E' questa la protesta decisa dopo il vertice organizzato dall'Anci Sicilia a Villa Niscemi. Richiesto tavolo tecnico con Stato e Regione per chiedere lo stop ad una "speciale Autonomia diventata pretesto per scontri istituzionali". Luci spente per 5 minuti nell'Isola

Bandiere a mezz'asta per protesta contro i tagli (foto archivio)

Bandiere con la "Trinacria" a mezz'asta e luci spente negli edifici comunali in segno di protesta contro i tagli del governo nazionale e di quello regionale. E' questa la protesta che verrà inscenata il prossimo 28 gennaio, su decisione del consiglio regionale dell'Anci Sicilia, dopo la riunione che si è tenuta nel pomeriggio a Villa Niscemi per ribadire la "situazione preoccupante delle amministrazioni locali" piegate dalla riduzione dei fondi.

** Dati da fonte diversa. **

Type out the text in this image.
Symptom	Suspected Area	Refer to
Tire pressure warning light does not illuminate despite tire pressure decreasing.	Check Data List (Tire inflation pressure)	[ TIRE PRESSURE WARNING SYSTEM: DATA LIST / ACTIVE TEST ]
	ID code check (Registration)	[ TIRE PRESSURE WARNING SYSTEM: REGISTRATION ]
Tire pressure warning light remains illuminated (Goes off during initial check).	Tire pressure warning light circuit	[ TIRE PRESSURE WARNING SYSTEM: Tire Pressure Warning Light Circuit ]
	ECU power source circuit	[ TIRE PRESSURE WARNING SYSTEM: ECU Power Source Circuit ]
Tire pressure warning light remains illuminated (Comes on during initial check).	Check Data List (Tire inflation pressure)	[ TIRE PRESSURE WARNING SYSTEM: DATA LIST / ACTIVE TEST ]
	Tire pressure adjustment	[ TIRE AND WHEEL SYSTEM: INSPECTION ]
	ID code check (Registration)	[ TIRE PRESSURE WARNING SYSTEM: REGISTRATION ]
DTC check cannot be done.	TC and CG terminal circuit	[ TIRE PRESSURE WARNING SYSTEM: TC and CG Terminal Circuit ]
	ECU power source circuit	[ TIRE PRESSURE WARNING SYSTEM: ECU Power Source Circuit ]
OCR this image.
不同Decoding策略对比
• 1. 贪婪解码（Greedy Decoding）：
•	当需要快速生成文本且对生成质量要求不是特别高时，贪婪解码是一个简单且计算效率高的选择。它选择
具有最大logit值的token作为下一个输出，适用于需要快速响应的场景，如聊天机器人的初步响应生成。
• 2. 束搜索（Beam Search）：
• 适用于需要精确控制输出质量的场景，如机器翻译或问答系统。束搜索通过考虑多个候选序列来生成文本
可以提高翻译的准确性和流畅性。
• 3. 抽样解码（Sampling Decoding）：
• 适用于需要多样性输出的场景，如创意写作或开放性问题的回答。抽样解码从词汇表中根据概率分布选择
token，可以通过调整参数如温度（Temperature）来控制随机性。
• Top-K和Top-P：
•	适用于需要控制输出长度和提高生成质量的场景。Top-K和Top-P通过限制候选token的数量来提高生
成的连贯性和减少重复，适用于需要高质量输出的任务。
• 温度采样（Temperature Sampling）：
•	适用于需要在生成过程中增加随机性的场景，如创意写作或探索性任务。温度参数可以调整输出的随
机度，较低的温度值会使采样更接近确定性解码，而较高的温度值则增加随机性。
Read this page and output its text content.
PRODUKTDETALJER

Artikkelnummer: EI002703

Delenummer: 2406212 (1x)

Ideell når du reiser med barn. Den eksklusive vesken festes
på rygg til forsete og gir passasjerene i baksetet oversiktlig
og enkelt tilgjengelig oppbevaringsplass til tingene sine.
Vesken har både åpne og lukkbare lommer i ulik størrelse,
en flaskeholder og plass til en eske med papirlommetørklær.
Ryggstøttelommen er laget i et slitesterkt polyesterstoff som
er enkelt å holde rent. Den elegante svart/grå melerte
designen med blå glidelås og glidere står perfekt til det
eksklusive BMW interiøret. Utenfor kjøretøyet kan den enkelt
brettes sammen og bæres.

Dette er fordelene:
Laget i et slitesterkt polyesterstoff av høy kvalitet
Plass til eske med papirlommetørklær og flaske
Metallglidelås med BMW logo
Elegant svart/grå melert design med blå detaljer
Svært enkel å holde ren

Al termine del vertice è stato redatto un documento con una serie di punti approvati all'unanimità,

Fra le richieste la convocazione di un tavolo tecnico tra Stato, Regione e Anci Sicilia e lo stop ad una "speciale Autonomia regionale, pretesto per scontri istituzionali, mistificazioni, sprechi e disservizi". Secondo il consiglio regionale dell'Associazione dei comuni siciliani gli "episodi di violenza e minacce agli amministratori locali sono all'ordine del giorno", nonostante "l'impegno per la legalità e lo sviluppo dei comuni e del Mezzogiorno, mortificati dalle scelte nazionali".

Il 28 gennaio tutti i comuni dell'Isola, per 5 minuti, spegneranno le luci dei palazzi comunali e di una parte del centro città. Il 9 febbraio saranno convocati in tutti i comuni dell'Isola i consigli comunali con la partecipazione di sindaci e giunte per valutare il documento del Consiglio regionale.